In the fall of 2012 I took part in Dickinson’s study abroad program in Beijing, China to gain better proficiency in Chinese language and develop a better understanding of Chinese culture. As is offered, I took advantage of the homestay option and took classes with the rest of Dickinson Students on the prestigious Beijing University campus. Upon reflection, my Chinese professors (all of which are specialized in teaching Chinese to English speakers) are well organized and structured in their approach to teaching Chinese language, although their methods do somewhat vary. For instance, my written Chinese class tended to stick more closely to the textbook readings and exercises, whereas my spoken Chinese class, in addition to the textbook material, incorporated speeches and movie making. Just as in the American system, exams occur 3 to 4 times a semester and are derived from class materials. By the intermediate level, professors speak entirely in Chinese and expect you to do the same. As was my experience, the compilation of all of these characteristics tied together with the enthusiasm of my professors, improved my proficiency and confidence in Chinese immensely in an enjoyable, and effective way.
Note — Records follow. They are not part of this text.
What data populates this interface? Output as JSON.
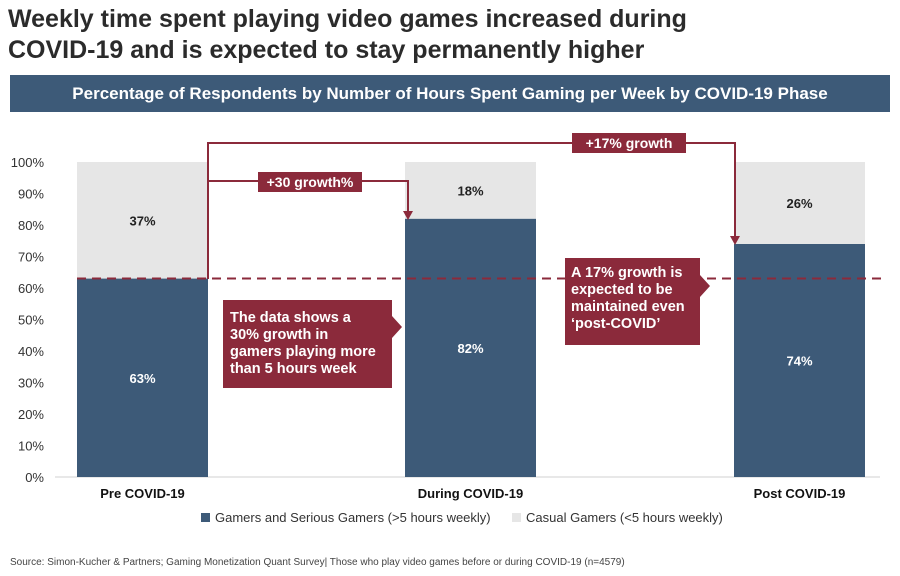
{
  "header": {
    "title_line1": "Weekly time spent playing video games increased during",
    "title_line2": "COVID-19 and is expected to stay permanently higher",
    "banner": "Percentage of Respondents by Number of Hours Spent Gaming per Week by COVID-19 Phase"
  },
  "chart_data": {
    "type": "bar",
    "stacked": true,
    "title": "Percentage of Respondents by Number of Hours Spent Gaming per Week by COVID-19 Phase",
    "categories": [
      "Pre COVID-19",
      "During COVID-19",
      "Post COVID-19"
    ],
    "series": [
      {
        "name": "Gamers and Serious Gamers (>5 hours weekly)",
        "values": [
          63,
          82,
          74
        ],
        "labels": [
          "63%",
          "82%",
          "74%"
        ],
        "color": "#3d5a78"
      },
      {
        "name": "Casual Gamers (<5 hours weekly)",
        "values": [
          37,
          18,
          26
        ],
        "labels": [
          "37%",
          "18%",
          "26%"
        ],
        "color": "#e6e6e6"
      }
    ],
    "yticks": [
      "0%",
      "10%",
      "20%",
      "30%",
      "40%",
      "50%",
      "60%",
      "70%",
      "80%",
      "90%",
      "100%"
    ],
    "ylim": [
      0,
      100
    ],
    "reference_line": {
      "value": 63,
      "style": "dashed",
      "color": "#8b2a3b"
    },
    "legend_position": "bottom",
    "grid": false
  },
  "annotations": {
    "accent_color": "#8b2a3b",
    "growth_during": "+30 growth%",
    "growth_post": "+17% growth",
    "callout_left": [
      "The data shows a",
      "30% growth in",
      "gamers playing more",
      "than 5 hours week"
    ],
    "callout_right": [
      "A 17% growth is",
      "expected to be",
      "maintained even",
      "‘post-COVID’"
    ]
  },
  "footer": {
    "source": "Source: Simon-Kucher & Partners; Gaming Monetization Quant Survey| Those who play video games before or during COVID-19 (n=4579)"
  }
}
The opportunities outside of the classroom not only added to my language capabilities, but also immersed me into the culture in unforgettable ways. My host family initially introduced me to family culture beginning with small aspects such as table manners and phrases. Over the coarse of the semester, this understanding of family culture expanded to aspects such as family dynamics at family gatherings and family-society dynamics within the spectrum of greater Chinese society. On a larger level, Dickinson program excursions every week (and on vacations) to historical sites with onsite Chinese Dickinson staff introduced and educated us on the origins of Chinese culture. On these excursions we utilized the Chinese we had acquired to learn about Daoism, Confucianism, Chinese Government, art, food, entertainment and more. The last and possibly most fun part of the Dickinson in Beijing program, are the friends (classmates) from all around the world who join you in the pursuit of learning Chinese language and culture. Most all students share a common goal of discovery and improvement that allows students to learn, not just from their own experiences, but from others' experiences as well. It is because of these friends and really all of these experiences outside of the classroom, that I was able to peak into the crevices of Chinese society to witness the smaller and more obscure aspects of Chinese culture that many people will never see.